Наверное, какая-то доля истины тут есть. Поскольку существует масса соматических болезней, способных облегчить жизнь лентяю или трусу. Не хочешь в командировки ездить – заболей гастритом. Боишься с парашютом прыгать – жалуйся на невыносимые боли в спине. Или честно скажи: «Не хочу, боюсь». Это элементарно, это под рукой, это на поверхности. Но если ты говоришь, что начальник отдела воздействует на тебя лучами, а из окна напротив за тобой следят, – значит, не напрасно такие мысли тебе в голову пришли.
И потом уже не объяснишь консилиуму профессоров, что ты «просто так прикалывался». Профессора спросят: а почему ты прикалывался именно так?
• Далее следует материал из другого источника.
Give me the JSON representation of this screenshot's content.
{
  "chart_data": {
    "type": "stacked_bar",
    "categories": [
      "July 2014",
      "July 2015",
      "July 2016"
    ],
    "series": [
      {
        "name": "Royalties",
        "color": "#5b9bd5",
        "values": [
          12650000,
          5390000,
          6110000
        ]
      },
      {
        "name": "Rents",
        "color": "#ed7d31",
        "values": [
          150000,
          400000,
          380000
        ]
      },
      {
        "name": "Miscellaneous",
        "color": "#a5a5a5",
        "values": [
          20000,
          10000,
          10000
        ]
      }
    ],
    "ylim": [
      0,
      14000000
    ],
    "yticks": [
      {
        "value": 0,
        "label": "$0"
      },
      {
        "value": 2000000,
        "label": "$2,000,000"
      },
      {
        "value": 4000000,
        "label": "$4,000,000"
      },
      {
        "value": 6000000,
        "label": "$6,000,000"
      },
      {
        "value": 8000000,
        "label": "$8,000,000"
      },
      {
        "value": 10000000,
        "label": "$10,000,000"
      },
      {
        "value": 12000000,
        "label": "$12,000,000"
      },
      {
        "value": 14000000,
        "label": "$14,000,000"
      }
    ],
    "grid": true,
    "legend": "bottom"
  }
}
Столь остро-паранойяльно? Может, действительно какая-то тревога мучает?
Какая же ужасная тревога мучила, наверное, Ларса фон Триера, как тяжело было ему жить, волоча на себе это неподъемное для него бремя – быть сыном еврея. И как легко задышалось, когда мама открыла ему семейную тайну – что на самом деле он чистокровный ариец. И как сразу весело стало прикалываться. Сочувствовать Гитлеру, тоскующему в бункере в апрельские дни сорок пятого. Называть себя – в шутку, по приколу! – нацистом.
Кстати говоря, если бы Триер прикололся, что сочувствует Георгию Жукову, огненным мечом прошедшему по Германии, или чисто по-фриковски сказал «и вообще, я – красный!» – то это было бы еще более крутым приколом. Шоком, фриком и скандалом.
Но каждый прикалывается так, как колет у него внутри.
Авторитарный человек и его речь
Иногда говорят, что авторитарного человека нет, это выдумка философов и социологов. С одной стороны, действительно, об авторитарном человеке мы узнали (и он сам узнал о себе) из философских трактатов середины XX века. Но, с другой стороны, он все-таки существует, и не только как плод философского рассуждения.
Я вспоминаю знаменитую фразу знаменитого математика и логика Готлоба Фреге из предисловия к его «Основным законам арифметики». Вот что он написал об истинности существования (цитирую по памяти, но близко к тексту): «Если я сейчас сижу в этой комнате, гляжу в окно, а за окном воет ветер и идет дождь, то, значит, ветер действительно воет и действительно идет дождь, что бы кто об этом ни подумал».
Переживание истинности происходящего является предпосылкой, от которой мы можем двигаться дальше. Иначе любой разговор теряет смысл, а дискурс превращается в стёб.